If you’ve ever thought you just “can’t grow plants” because you have a huge brown thumb, then I have a surprise for you….
The zz plant is the plant for you! It’s almost like it was designed for new gardeners that tend to kill plants. It’s one of the hardiest houseplants you’ll come across, making it the perfect choice for a beginner gardener.
In this guide, we’ll take a look at the incredibly zamioculcas zamiifolia, more commonly referred to simply as the zz plant.
ZZ Plant Overview
Zamioculcas zamiifolia is in the aroid plant family, along with the Aglaonema, Spathiphyllum, Philodendron, and the Anthurium plant families. It’s native to East Africa.
You wouldn’t guess that just by looking at it, though! It looks similar to the cycad zamia furfuracea, also known as the cardboard palm.
These plants are also some times thought to be part the snake plants family but are not part of their family.
Zz plants have thick, fleshy, and glossy leaves. They were used extensively in malls and public spaces and people thought they were fake because they looked so glossy!
Planting the ZZ Plant
You’ll probably pick this plant up at a nursery or garden center, so you don’t need to worry about growing it from scratch. But you might want to propagate from cuttings or leaves. If so, scroll on down to to the propagation section!
You can use the same size pot that you purchase your zz plant in forever if you want. They do just fine in a small pot. But if you do want to repot your zz plant, just plop them in a larger pot and prune the roots a bit to avoid them getting root-bound.
Overall, zz plants are a slow growing. They can get up to 3′ tall indoors, which is actually much taller than they get in their natural habitat.
ZZ Plant Care Guide
Zamioculcas zamiifolia is one of the hardiest houseplants you can grow. It can survive — and even thrive — in almost any conditions. You could even say it “thrives on neglect.” What a perfect plant for someone with a brown thumb, right?
Sun / Light
Zz plants do just fine in both high and low-light environments. Just be sure that it isn’t in bright, direct light as the leaves will burn.
If you have your zz plant in a high light environment, you’ll need to water more often than if it’s in a shady or filtered sun area. Be sure not to over water in either situation though, as you can cause the roots to rot.
Wait until the soil dries to around 2″ deep before watering again.
Soil and Fertilizer
Zz plants don’t need to be fertilized often.

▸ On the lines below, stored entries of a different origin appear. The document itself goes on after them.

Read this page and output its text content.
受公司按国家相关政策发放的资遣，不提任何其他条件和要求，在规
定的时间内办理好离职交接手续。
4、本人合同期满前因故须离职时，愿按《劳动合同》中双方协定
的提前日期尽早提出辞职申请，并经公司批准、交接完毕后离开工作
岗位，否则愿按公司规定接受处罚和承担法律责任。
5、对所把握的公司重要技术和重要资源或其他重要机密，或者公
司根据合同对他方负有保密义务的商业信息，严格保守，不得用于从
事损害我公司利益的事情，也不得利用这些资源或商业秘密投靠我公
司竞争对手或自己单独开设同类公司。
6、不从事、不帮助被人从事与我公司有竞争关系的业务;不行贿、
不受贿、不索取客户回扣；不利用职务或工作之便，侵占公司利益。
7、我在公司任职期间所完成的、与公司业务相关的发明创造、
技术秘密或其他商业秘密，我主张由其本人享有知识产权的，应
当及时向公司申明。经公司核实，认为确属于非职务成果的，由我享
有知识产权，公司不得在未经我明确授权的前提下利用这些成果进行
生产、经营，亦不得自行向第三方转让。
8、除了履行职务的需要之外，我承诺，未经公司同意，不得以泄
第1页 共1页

Once a quarter is more than enough to keep them looking happy and healthy.
When you do fertilize, use a standard liquid houseplant fertilizer and dilute it by 50%. Be sure not to pour directly onto the foliage, as the strength of the fertilizer may burn the leaves of your zz plant.
ZZ Plant Propagation
It’s relatively easy to propagate from cuttings of your zz plant, just be aware that it takes a while for cuttings to root.
Either take a leaf or a small branch and plop it into some water or some damp soil, and then be prepared to wait a few months!
Pests and Diseases
Part of what makes the zz plant so hardy is its near-complete resistance to all pests and diseases. There are no known pests that bother this plant, so you won’t have to worry about any pesky scales or mites (for once).
Diseases can strike, but they’re mostly caused by high humidity or too much moisture on either the plant’s leaves or soil (rot). Avoid those conditions and you’ll avoid all diseases as well.
Is the ZZ Plant Poisonous?
This is a common question, and an important one to answer! Being a member of the Aracaeae family, the zz plant contains calcium oxalate, which is toxic to pets.
To remove any risk, simply keep them in an area that’s inaccessible to your pets! And even if a pet does nibble on it, you’ll rest easy knowing it’s not a fatal poison. It will cause diarrhea and potentially vomiting if ingested, so keep a watchful eye.
Q. A branch broke off of my ZZ plant…can I use it to propagate a new plant?
A. The answer is YES, but it takes a long time. The best way to propagate is to root the branch in water or damp soil. Make sure you have ample light and warm temperatures…but be prepared to wait. It can take a long time for the zz plant to set out new roots.
Q. My Zamioculcas Zamiifolia has stems that keep drooping over, but I’m not over or under watering. What’s wrong?
A. Although zz plants don’t need fertilizer often, if you’ve had the plant a while it may be time for a light dose of fertilizer. The other issue could be a lack of light. In extreme shade, zz plants like to droop a bit. Try moving it to a sunnier spot.